Marcello Mastroianni and Sydne Rome in What? (Photo: AVCO Embassy)

WHAT? (1972). I’ve spent the entirety of my decades-long career steadfastly not reading other reviews of a movie until I’ve written my own, but after sitting through this stupid, clumsy, pretentious, and sexist drivel from Roman Polanski — easily the worst picture of his career — I was too depressed to actually write anything. Instead, I browsed the Internet in genuine curiosity to get a sense of what others got out of this film, which plays like a poor copy of the sort of picture Fellini could do in his sleep. I’m going to break another rule — quoting other scribes — since, in tackling this comedy of a bubble-headed American beauty (Sydne Rome) who finds herself constantly being sexually molested while in an Italian villa, others have already stated perfectly what I felt.
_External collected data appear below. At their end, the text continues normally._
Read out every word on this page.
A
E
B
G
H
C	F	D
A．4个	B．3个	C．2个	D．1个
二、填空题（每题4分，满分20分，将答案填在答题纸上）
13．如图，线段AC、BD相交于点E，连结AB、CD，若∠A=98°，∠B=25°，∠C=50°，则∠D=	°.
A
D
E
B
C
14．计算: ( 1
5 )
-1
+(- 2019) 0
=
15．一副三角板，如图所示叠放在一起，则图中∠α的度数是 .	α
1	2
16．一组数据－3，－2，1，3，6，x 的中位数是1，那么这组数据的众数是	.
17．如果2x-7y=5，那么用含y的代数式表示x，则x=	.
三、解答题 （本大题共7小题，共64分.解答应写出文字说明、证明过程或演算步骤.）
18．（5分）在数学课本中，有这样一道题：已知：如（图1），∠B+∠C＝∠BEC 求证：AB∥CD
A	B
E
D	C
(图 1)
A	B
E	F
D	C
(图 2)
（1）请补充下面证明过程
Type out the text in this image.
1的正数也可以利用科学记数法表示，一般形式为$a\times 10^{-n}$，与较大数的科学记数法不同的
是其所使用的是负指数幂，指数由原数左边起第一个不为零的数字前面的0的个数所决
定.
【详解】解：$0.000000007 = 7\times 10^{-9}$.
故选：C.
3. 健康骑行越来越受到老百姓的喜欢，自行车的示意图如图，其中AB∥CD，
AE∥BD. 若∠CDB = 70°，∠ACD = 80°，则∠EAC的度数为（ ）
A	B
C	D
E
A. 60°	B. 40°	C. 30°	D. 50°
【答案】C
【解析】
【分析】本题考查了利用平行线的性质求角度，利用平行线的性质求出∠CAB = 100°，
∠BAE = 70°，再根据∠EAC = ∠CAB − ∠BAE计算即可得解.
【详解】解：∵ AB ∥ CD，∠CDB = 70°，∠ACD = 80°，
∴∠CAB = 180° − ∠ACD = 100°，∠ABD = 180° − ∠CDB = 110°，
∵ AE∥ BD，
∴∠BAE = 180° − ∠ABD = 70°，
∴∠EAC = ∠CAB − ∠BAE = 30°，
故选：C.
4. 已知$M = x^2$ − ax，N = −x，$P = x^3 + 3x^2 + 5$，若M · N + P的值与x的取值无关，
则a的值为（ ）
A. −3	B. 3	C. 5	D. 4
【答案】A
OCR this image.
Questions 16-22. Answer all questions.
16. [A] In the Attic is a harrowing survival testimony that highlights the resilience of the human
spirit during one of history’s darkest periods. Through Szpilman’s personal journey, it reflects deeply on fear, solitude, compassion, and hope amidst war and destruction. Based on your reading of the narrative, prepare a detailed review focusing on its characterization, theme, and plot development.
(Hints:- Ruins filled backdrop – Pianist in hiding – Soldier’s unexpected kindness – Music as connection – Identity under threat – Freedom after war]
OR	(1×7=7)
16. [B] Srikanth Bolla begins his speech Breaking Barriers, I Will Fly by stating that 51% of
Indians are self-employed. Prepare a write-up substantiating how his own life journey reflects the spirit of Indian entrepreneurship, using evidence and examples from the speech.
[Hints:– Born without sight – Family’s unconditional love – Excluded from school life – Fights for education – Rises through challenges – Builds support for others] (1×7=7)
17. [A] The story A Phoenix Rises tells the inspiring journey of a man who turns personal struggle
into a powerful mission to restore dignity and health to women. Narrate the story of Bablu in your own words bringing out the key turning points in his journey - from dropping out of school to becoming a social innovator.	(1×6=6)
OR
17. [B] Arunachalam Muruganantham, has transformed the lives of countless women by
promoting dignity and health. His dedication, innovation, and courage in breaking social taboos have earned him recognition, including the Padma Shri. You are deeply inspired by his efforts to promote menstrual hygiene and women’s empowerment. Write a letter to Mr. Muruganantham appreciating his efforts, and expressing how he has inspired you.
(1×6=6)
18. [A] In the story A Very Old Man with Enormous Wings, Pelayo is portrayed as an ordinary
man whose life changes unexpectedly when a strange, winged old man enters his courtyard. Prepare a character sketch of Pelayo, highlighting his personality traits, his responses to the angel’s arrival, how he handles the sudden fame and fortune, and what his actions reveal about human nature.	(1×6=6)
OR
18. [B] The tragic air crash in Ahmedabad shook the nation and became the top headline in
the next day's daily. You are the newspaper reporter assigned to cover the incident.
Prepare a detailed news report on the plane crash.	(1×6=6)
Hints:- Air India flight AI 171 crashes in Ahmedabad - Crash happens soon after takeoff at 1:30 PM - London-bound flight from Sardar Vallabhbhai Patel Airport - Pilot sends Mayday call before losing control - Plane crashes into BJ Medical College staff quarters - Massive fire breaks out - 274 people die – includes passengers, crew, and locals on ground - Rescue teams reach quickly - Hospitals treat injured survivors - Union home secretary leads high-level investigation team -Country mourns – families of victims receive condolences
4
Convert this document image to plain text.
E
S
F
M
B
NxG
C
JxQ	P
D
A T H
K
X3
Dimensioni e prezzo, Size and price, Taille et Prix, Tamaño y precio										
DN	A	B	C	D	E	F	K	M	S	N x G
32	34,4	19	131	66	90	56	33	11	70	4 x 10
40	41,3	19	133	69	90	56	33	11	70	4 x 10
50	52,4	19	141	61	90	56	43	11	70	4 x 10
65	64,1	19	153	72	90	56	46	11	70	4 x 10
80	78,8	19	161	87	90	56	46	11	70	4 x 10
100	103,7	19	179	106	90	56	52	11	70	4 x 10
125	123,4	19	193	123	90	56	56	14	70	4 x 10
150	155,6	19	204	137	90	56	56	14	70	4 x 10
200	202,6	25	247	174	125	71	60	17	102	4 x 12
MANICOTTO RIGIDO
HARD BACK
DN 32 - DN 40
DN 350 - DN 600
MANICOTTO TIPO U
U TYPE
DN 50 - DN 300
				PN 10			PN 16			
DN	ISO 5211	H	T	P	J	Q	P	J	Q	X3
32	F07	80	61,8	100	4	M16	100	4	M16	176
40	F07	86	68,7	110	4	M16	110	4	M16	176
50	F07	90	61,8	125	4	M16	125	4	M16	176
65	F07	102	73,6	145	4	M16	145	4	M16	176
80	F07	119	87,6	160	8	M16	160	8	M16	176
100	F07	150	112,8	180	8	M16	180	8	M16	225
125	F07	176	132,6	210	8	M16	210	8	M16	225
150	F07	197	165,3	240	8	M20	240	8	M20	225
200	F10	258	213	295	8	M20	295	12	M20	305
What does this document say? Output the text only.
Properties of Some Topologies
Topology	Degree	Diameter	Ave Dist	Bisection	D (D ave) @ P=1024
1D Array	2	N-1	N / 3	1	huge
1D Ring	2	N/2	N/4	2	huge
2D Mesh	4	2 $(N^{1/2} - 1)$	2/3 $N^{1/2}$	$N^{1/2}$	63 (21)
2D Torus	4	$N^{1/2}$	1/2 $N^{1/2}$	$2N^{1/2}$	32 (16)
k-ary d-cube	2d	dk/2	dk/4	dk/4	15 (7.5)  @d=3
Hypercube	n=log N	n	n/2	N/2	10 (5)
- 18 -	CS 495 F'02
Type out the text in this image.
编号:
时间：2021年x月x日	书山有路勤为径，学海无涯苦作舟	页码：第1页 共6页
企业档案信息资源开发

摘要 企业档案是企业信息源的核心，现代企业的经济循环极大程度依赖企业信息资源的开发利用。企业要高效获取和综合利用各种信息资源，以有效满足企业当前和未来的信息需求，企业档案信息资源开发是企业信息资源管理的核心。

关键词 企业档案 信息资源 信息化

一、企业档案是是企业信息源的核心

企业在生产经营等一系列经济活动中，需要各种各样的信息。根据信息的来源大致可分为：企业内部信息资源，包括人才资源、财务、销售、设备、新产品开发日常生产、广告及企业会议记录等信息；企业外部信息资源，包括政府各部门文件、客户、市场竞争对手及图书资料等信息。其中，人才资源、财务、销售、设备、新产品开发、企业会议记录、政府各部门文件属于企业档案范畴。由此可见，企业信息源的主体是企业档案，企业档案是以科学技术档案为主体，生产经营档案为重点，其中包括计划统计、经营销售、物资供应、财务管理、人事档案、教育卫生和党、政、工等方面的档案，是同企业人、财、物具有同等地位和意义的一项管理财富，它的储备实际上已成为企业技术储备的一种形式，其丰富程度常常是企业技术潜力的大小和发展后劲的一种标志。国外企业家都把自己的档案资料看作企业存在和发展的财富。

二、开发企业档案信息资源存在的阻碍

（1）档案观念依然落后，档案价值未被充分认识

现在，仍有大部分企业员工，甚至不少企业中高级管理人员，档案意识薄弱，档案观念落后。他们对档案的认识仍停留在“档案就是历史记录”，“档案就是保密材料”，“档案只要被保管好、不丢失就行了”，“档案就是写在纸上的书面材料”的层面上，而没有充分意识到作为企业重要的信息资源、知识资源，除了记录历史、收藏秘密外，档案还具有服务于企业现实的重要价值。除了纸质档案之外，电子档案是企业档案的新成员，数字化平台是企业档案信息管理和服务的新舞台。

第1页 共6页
Major critics at the time of the film’s release (it played under both What? and Diary of Forbidden Dreams) sensibly panned it — Roger Ebert awarded it a half-star and stated, “When it comes right down to it, there’s a nasty streak of misogyny in Polanski,” while The New York Times‘ Vincent Canby labeled it “a male chauvinist pig sort of comedy.” In modern times, it has its fans, but it still retains a number of detractors: Daily Verdict’s Clark Douglas, for instance, amusingly commented that “Seeing Polanski’s name attached to this rubbish feels a bit like seeing Picasso’s name at the bottom of a crude drawing on the wall of a public restroom.” The Onion A.V. Club’s Nathan Rabin, however, best nailed it by writing, “Viewers begin to wonder if maybe, just maybe, this Polanski fellow has some issues when it comes to women … It becomes difficult, if not impossible, to see Polanski solely as an artist, and not as a man [briefly] in jail for having drugged and sodomized a 13-year-old.” There, I feel better, akin to having passed sizable kidney stones.